Antoni Clavé

IN MEMORIAN

Es considerado uno de los artistas catalanes más relevantes del arte contemporáneo. Nació en Barcelona el 5 de abril de 1913. Inició su formación pictórica en 1926, asistiendo a cursos de Bellas Artes y a los talleres de Ángel Ferrán y José Mongrell.

Hasta el inicio de la Guerra Civil su actividad artística se destacaba por el trabajo en pinturas murales, decoración ornamental, diseño publicitario y otras actividades creativas. Pero en 1939 se vio obligado a irse a vivir a Francia de forma definitiva, donde una vez instalado afianzó su pintura, salió airoso del post-impresionismo y animado por Picasso tuvo el coraje de dar un paso adelante y adentrarse en la abstracción. Por lo que, en los últimos años su trabajo fue en su totalidad abstracta, siguiendo una línea de depuración de esquemas formales.

Además de pintor ha sido grabador y escultor. Su fuerza creadora lo impulsó a lanzarse de manera continua a nuevas aventuras pictóricas. Ha triunfado tanto en pintura e ilustración como en escultura e incluso escenografía. Pero es en el grabado donde demostró su maestría: sus innovaciones son la auténtica revolución calcográfica de estos tiempos.

En 1996, en Barcelona, fue su última exposición retrospectiva “Antoni Clavé en La Pedrera”, comisariada por Daniel Giralt-Miracle. En 1999 se celebró en Madrid una retrospectiva en las salas del Conde Duque en la que se reunían obras del artista de las décadas de los años 80 y 90.

Antoni Clavé falleció el 31 de agosto del 2005, a causa de una insuficiencia respiratoria, a los 93 años en su residencia de la localidad francesa de Saint Tropez. Clavé residía en Francia desde 1939, año en que marchó al exilio al término de la guerra civil española, donde colaboró con las mejores galerías de la capital francesa y realizó escenografías para el Ballet de la Opera de París.

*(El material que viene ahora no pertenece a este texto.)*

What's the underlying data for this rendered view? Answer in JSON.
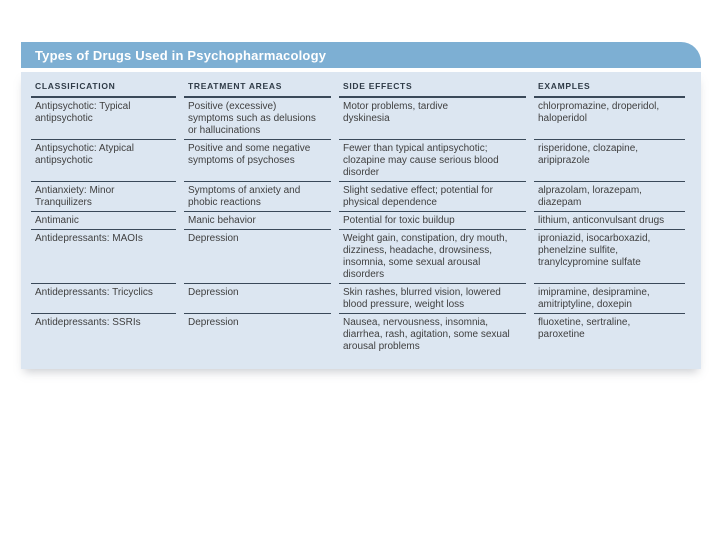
{
  "title_bar": {
    "title": "Types of Drugs Used in Psychopharmacology"
  },
  "colors": {
    "title_bar_bg": "#7dafd3",
    "title_text": "#ffffff",
    "panel_bg": "#dce6f1",
    "rule": "#3a4959",
    "header_text": "#2f3b47",
    "body_text": "#3f3f3f"
  },
  "table": {
    "columns": [
      "CLASSIFICATION",
      "TREATMENT AREAS",
      "SIDE EFFECTS",
      "EXAMPLES"
    ],
    "rows": [
      {
        "cells": [
          "Antipsychotic: Typical\nantipsychotic",
          "Positive (excessive)\nsymptoms such as delusions\nor hallucinations",
          "Motor problems, tardive\ndyskinesia",
          "chlorpromazine, droperidol,\nhaloperidol"
        ]
      },
      {
        "cells": [
          "Antipsychotic: Atypical\nantipsychotic",
          "Positive and some negative\nsymptoms of psychoses",
          "Fewer than typical antipsychotic;\nclozapine may cause serious blood\ndisorder",
          "risperidone, clozapine,\naripiprazole"
        ]
      },
      {
        "cells": [
          "Antianxiety: Minor\nTranquilizers",
          "Symptoms of anxiety and\nphobic reactions",
          "Slight sedative effect; potential for\nphysical dependence",
          "alprazolam, lorazepam,\ndiazepam"
        ]
      },
      {
        "cells": [
          "Antimanic",
          "Manic behavior",
          "Potential for toxic buildup",
          "lithium, anticonvulsant drugs"
        ]
      },
      {
        "cells": [
          "Antidepressants: MAOIs",
          "Depression",
          "Weight gain, constipation, dry mouth,\ndizziness, headache, drowsiness,\ninsomnia, some sexual arousal\ndisorders",
          "iproniazid, isocarboxazid,\nphenelzine sulfite,\ntranylcypromine sulfate"
        ]
      },
      {
        "cells": [
          "Antidepressants: Tricyclics",
          "Depression",
          "Skin rashes, blurred vision, lowered\nblood pressure, weight loss",
          "imipramine, desipramine,\namitriptyline, doxepin"
        ]
      },
      {
        "cells": [
          "Antidepressants: SSRIs",
          "Depression",
          "Nausea, nervousness, insomnia,\ndiarrhea, rash, agitation, some sexual\narousal problems",
          "fluoxetine, sertraline,\nparoxetine"
        ]
      }
    ]
  }
}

En declaraciones a EFE, el crítico de arte Daniel Giral-Miracle calificó la pintura de Clavé como “una abstracción con referencias figurativas; una abstracción lírica”. Fue seguidor de una cierta tradición española como la de Velázquez o Picasso, aunque los críticos franceses lo encuadraron dentro de la Escuela de París”.

La viuda de Clavé, Madeleine, sus dos nietos, sus dos biznietos y Pepe Clavé, primo hermano -gran colaborador y amigo muy próximo- fueron los que encabezaron el cortejo, entre las más de doscientas personas reunidas.

Giralt-Miracle, recordó cómo “la pintura le mantuvo vivo hasta una semana antes de su muerte”. “El arte era el motor de su vida. Dedicó toda su vida al cartel, a la escenografía, al teatro, a los libros ilustrados y sobre todo a la pintura y la escultura, y creo que esto es lo que le dio vida y le permitió vivir 93 años”.

Emmanuel Clavé, su nieto, coincidió en esta apreciación al evocar la suerte de haber pasado con su abuelo y en familia todo el verano y cómo hasta el final continuó su trabajo en el taller. “Ha sido fantástico haber podido despedirlo así”, subrayó.

“Sabía que el día que dejase de pintar se moriría. Él nos hablaba mucho de Miró, de cómo dejó de pintar sólo poco antes de morir”, y esto fue lo que pasó. Dicen los expertos que Antoni Clavé “triunfó en los años 60 porque fue capaz de codificar un lenguaje y de definir una pintura moderna”. Hasta siempre. Porque los grandes quedan vivos en el recuerdo, con su obra.